Seed Saving – Why You’d Want to


  • As always, a tremendous article for my morning read. I concur with your thoughts on how heirlooms seem to grow slower and produce less than hybrids….at least that was my experience with tomatoes this summer. A hybrid roma tomato seeds I bought (from Johnny’s) produced a ton (great for canning!). My heirloom tomato plants (brandywine – also from Johnny’s) grew well, but produced only about 3-4 tomatoes per plant. But those heirlooms tasted better than any tomato I’ve ever had. So I guess it’s a balance.

    I still have some concerns about Johnny’s, as I see, at least in last year’s catalog, that not all of their offerings are non-GMO. I’m going to try Diane’s and Baker seeds next year….and I will read your expertise about saving seeds myself.

    (only 3 seasons of growing my own veggies — your advice is very valuable!)

    Thanks Theresa!

  • So happy for a new post. I keep searching for vegetables with the taste I remember from my childhood. Your articles are always well written.

  • Theresa

    This is a wonderful article, good winter reading, even though I knew most of what you said. I love facts and correct information, not just what feels good. The only seed I have saved is pumpkin and squash verities, as they are bigger seeds. The one thing I don’t know is: will pumpkin and squash cross pollinate? I thought I planted pumpkin along my house so the vines could stretch alongside the house and got one pumpkin and one squash (delicata) maybe the plants got switched before I planted them, I don’t know.

    I’m just looking at your links to seed companies and other information above. Thank You so much.


  • Glad you enjoyed the post Betty!

    Anne, I think you’ll enjoy ordering from Diane. ( She and her daughter are one of the last small seed companies. I love her stuff!

    And of course the Baker Creek Catalog itself is a treasure.

    Judeen, glad you’re continuing to search for veggies with the taste you remember from your childhood. Let us know when you find something especially noteworthy.

    Yes, Don pumpkins and squash will definitely cross pollinate.
    The general rule is to isolate each by 1/4 mile which is lot more space than most of us have.

  • Hi Theresa,
    Thank you for the info!

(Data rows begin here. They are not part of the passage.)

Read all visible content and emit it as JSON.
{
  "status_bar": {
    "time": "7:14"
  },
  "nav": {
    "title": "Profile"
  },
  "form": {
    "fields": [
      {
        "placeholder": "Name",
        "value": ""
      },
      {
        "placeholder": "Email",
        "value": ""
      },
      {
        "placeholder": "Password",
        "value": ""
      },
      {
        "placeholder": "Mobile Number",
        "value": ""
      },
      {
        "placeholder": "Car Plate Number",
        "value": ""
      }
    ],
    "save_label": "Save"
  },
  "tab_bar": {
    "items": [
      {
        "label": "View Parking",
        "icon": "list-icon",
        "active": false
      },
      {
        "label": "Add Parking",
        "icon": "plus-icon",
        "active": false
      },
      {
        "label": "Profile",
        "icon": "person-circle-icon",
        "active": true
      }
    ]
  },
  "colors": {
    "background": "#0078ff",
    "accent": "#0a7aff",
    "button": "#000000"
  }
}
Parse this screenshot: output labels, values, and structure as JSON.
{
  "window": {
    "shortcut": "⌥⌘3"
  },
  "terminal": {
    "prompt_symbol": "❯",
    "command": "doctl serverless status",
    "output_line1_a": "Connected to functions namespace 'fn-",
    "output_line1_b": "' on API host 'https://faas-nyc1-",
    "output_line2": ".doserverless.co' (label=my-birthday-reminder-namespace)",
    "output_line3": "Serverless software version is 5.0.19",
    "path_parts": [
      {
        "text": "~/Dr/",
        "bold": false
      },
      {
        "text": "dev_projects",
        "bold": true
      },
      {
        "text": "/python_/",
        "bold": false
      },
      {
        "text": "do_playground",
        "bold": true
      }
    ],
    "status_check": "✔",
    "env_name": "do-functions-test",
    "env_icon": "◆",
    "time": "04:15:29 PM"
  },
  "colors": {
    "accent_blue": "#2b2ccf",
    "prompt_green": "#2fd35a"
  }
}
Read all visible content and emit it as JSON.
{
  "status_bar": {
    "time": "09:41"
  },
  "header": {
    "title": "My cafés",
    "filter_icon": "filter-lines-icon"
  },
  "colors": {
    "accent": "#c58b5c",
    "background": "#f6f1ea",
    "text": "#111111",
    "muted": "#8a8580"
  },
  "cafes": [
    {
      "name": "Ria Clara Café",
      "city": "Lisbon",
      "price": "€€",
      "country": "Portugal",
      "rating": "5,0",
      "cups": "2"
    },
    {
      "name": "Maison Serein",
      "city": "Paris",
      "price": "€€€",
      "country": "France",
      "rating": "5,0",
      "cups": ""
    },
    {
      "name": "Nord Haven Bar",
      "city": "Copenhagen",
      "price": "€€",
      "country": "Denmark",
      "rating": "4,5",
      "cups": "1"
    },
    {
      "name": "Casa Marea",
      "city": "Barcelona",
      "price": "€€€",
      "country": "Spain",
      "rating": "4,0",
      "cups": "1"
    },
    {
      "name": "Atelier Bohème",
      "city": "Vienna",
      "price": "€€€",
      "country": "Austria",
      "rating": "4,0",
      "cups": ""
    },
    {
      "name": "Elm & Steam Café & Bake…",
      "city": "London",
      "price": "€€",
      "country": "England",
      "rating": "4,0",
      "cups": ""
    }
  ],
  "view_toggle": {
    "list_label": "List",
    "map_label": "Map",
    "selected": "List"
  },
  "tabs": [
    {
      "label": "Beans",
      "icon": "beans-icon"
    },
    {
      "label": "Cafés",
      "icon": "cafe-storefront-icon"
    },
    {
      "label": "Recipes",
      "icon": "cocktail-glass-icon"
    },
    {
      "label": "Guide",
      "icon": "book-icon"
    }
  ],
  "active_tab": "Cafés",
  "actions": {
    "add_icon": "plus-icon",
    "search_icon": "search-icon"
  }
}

Now I understand what’s going on. I purchased sweet jimmy nardello pepper seeds that grew into beautiful plants and produced crazy hot peppers! They must have crossed at the farm where the seed was produced. Your post was very helpful! I appreciate it.

  • I think that happens to more folks than we know about Susan.
    If those folks are growing a lot of seed to sell, they should be taking measures to protect those peppers from crossing. It can be done; just takes some time and effort. Like mesh bags over the blossoms – that kind of thing.
    Hope you were growing some sweet pepper that produced sweet!

  • By the way Susan, I thought what Baker Creek Heirloom Seeds ( told about the history of the Jimmy Nardello pepper was so interesting. So much so, it’s on my list to grow next year.

    The fact that it was noted by the Slow Food Organization tells us it’s an heirloom and it’s slow – but worth the wait!

    Here’s a cut-and-paste from their website:

    “Jimmy Nardello Italian Pepper

    This fine Italian pepper was grown each year by Giuseppe and Angella Nardiello, at their garden in the village of Ruoti, in Southern Italy.

    In 1887 they set sail with their one-year-old daughter Anna for a new life in the USA. When they reached these shores, they settled and gardened in Naugatuck, Connecticut, and grew this same pepper that was named for their fourth son Jimmy.

    This long, thin-skinned frying pepper dries easily and has such a rich flavor that this variety has been placed in “The Ark of Taste” by the Slow Food organization. Ripens a deep red, is very prolific, and does well in most areas.”